Last stand to save Wollemi pines from inferno
When Heidi Zimmer first searched for a PhD topic in 2010, her supervisor proposed the idea of studying the Wollemi pine.
When Heidi Zimmer was casting about for a topic in 2010, she received an email from her supervisor asking if she’d be interested in doing her PhD on the Wollemi pine.
“I still have that email,” says Ms Zimmer, now a NSW government ecologist. “I wrote back ‘Yes!’ followed by several hundred exclamation marks.”
For people who love and understand plants the Wollemi pine — the dinosaur pines discovered in 1994 in a forest just a few hundred kilometres from Sydney’s CBD — is more than just a tree. It’s existed on Earth for more than 200 million years, surviving dinosaurs, meteors, ice ages and savage drought. It became extinct millions of years ago everywhere on the planet but for this one deep canyon in the Wollemi National Park. Fewer than 100 mature trees remain in the wild.
For plant lovers, the Wollemi is a rainforest Rembrandt, a biological treasure of unfathomable value.
Ms Zimmer, 35, devoted years to its study, then, in the lead up to Christmas, she watched from afar as the rapacious Gospers Mountain fire raced towards the wild Wollemi grove. She was in the scrub, doing fieldwork outside Orange, when the name David Crust lit up her phone. Mr Crust is the manager of the Blue Mountains parks. “I thought ‘Goodness gracious me, this must be it!’”
Can you go tonight, Mr Crust asked? Yes, of course. “I put down the phone and had a thousand things running through my head like, ‘I’d better call Mum and Dad to see if they can look after baby Oscar (her 18-month-old son)’,” she said.
Ms Zimmer was drafted into a team with the secret mission to save the pines. Despite the very real dangers, no one who was asked hesitated, not least the mother of a young child. “Everything I want to say about the pines seems like a cliche,” she said. “They mean the world to me. I guess I love them.”
The plan was to set up a sprinkler system in the main Wollemi grove, to moisten the leaf litter beneath the trees. Meanwhile, aircraft would lay fire retardant in the path of the advancing fire while helicopters bucketed the canyon with water. The entire operation would be carried out as one of the most savage fires this country has ever seen rampaged towards them.
Ms Zimmer and her colleagues were winched in, near the grove, then had to abseil down to the pines. At one point, burning ash began raining down on them.
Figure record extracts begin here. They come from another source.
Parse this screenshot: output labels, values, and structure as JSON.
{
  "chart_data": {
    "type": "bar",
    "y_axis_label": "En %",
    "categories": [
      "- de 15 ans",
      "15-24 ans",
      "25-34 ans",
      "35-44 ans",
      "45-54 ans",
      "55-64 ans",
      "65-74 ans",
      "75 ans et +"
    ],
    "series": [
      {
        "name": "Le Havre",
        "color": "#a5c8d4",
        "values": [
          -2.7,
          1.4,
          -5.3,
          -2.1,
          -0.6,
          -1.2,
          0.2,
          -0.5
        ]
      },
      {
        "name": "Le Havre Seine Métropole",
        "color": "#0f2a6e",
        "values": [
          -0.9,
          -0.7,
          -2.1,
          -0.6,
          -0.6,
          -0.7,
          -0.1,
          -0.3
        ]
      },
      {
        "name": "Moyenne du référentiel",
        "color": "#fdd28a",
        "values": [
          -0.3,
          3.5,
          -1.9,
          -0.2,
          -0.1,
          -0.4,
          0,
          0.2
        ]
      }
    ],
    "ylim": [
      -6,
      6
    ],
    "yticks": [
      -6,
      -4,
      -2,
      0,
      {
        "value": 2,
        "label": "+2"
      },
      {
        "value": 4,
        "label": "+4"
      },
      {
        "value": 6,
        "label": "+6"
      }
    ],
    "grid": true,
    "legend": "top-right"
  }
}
“It was frightening, if you thought about it, but I knew we had a helicopter on standby,” she said. “Besides, I didn’t want to be ‘the girl’.”
It would take a remarkable team effort from Ms Zimmer and others to lay the groundwork to be ready for onslaught of the fire. “When we got the pumps up and running it was actually very beautiful, the sprinklers were casting these drops of water and there were little rainbows everywhere.”
The seedlings, the subject of her PhD, were burned to a cinder when the fire swept through, but all the mature trees in the grove were saved. “We’ll get a seed fall, hopefully in February,” she says.
Saving the pines was a rare victory for nature in this summer of humiliating defeats.